Okay. Thank you for all the color there. And then maybe last one for me. Can you talk about the preferred rates, how that has ramped compared to your original expectations? And maybe remind us how much longer—how much available room you have left on that?

Yes, Jonathan, this is Deric. I'm happy to comment on that. I'd say we've been pretty pleased with the ramp in the capital raising. We've kind of hit a pretty consistent size, where about $8 million to $10 million a month are coming in. We hope that it will ramp up as we continue to make more progress in our deleveraging and paying off our strategic financing. We've almost paid off 50% of that. We're making a lot of progress there, and that's something that the dealers and the market and these investors like to see. So as we continue to make more progress there, we anticipate our syndicate of dealers that are in that raise will expand. The raise goes through May right now, May of 2025. So we've got some time left. There's an opportunity there to extend it if we want to.
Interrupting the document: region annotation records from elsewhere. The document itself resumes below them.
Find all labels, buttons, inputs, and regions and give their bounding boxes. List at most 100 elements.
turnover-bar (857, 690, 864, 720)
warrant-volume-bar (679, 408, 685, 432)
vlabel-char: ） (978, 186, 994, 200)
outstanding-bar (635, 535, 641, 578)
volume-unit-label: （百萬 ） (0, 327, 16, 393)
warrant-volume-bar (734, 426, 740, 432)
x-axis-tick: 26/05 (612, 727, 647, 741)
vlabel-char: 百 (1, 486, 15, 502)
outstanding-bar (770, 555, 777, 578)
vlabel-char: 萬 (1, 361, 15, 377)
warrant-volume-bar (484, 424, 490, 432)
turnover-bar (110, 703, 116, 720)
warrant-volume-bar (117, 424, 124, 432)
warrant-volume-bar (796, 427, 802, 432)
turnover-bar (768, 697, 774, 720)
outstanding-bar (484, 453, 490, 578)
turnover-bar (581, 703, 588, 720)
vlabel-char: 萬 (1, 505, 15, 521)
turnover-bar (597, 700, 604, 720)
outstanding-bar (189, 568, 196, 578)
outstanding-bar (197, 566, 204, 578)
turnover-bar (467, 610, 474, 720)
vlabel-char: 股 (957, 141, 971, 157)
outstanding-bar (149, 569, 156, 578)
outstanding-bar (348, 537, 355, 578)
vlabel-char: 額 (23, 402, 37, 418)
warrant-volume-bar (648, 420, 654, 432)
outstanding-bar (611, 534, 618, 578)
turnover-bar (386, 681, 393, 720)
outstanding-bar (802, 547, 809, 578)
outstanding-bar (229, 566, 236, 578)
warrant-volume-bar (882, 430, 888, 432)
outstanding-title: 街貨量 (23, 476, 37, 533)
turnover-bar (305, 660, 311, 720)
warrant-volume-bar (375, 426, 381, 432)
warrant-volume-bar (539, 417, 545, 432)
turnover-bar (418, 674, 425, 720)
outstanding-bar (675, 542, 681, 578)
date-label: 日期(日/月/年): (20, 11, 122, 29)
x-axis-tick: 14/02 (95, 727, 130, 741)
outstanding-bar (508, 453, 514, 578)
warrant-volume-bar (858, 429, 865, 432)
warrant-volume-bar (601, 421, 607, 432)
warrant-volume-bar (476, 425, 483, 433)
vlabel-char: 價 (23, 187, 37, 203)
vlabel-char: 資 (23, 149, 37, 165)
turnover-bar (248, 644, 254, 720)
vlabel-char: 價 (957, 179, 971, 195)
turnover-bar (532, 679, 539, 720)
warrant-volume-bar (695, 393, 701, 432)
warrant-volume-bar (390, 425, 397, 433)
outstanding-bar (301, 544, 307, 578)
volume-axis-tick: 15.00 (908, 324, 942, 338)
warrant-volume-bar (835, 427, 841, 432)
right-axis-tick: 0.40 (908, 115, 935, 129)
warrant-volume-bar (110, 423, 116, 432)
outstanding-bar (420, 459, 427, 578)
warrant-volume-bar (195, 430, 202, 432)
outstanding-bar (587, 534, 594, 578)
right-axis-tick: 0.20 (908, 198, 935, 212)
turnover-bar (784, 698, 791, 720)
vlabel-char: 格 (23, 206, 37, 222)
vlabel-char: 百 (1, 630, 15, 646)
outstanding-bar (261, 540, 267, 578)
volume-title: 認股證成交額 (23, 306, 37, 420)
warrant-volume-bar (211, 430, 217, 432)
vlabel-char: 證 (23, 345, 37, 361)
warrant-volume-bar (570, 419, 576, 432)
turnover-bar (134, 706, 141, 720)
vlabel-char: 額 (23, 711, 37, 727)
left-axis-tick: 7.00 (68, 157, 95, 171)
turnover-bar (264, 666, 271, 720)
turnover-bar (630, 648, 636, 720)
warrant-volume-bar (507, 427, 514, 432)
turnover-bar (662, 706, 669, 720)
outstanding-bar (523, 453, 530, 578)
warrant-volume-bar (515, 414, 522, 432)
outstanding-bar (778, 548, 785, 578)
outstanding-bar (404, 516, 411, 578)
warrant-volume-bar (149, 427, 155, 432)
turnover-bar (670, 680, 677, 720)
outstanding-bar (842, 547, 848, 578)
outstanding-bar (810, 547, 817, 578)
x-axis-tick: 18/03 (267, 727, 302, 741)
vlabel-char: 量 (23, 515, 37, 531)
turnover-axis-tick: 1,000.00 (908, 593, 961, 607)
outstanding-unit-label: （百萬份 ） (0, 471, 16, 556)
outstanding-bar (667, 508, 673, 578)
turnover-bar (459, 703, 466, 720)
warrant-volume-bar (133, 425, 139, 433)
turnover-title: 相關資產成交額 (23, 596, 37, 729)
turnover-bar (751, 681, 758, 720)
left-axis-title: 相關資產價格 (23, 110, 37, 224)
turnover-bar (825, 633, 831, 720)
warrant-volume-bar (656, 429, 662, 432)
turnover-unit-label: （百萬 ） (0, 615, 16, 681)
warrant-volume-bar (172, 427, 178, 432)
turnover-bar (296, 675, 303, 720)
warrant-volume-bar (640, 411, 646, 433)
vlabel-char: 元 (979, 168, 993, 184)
But I would say, at this point, we're very pleased with the level of capital raising and expect it to actually ramp up as we move forward.

Speaker 5

Okay. Great. Appreciate all the color. Thank you for the time, everyone and best of luck in your future endeavors, Rob.

Rob Hays CEO

Thank you.

Operator

Thanks, Jonathan. It appears there are no further questions. I will now pass the call back to management for their closing remarks.

Rob Hays CEO

I thank you for joining today's call, and Stephen Zsigray and the team. We look forward to speaking with you all next quarter.

Operator

Thank you. And ladies and gentlemen, that concludes today's call. Thank you for joining, and you may now disconnect.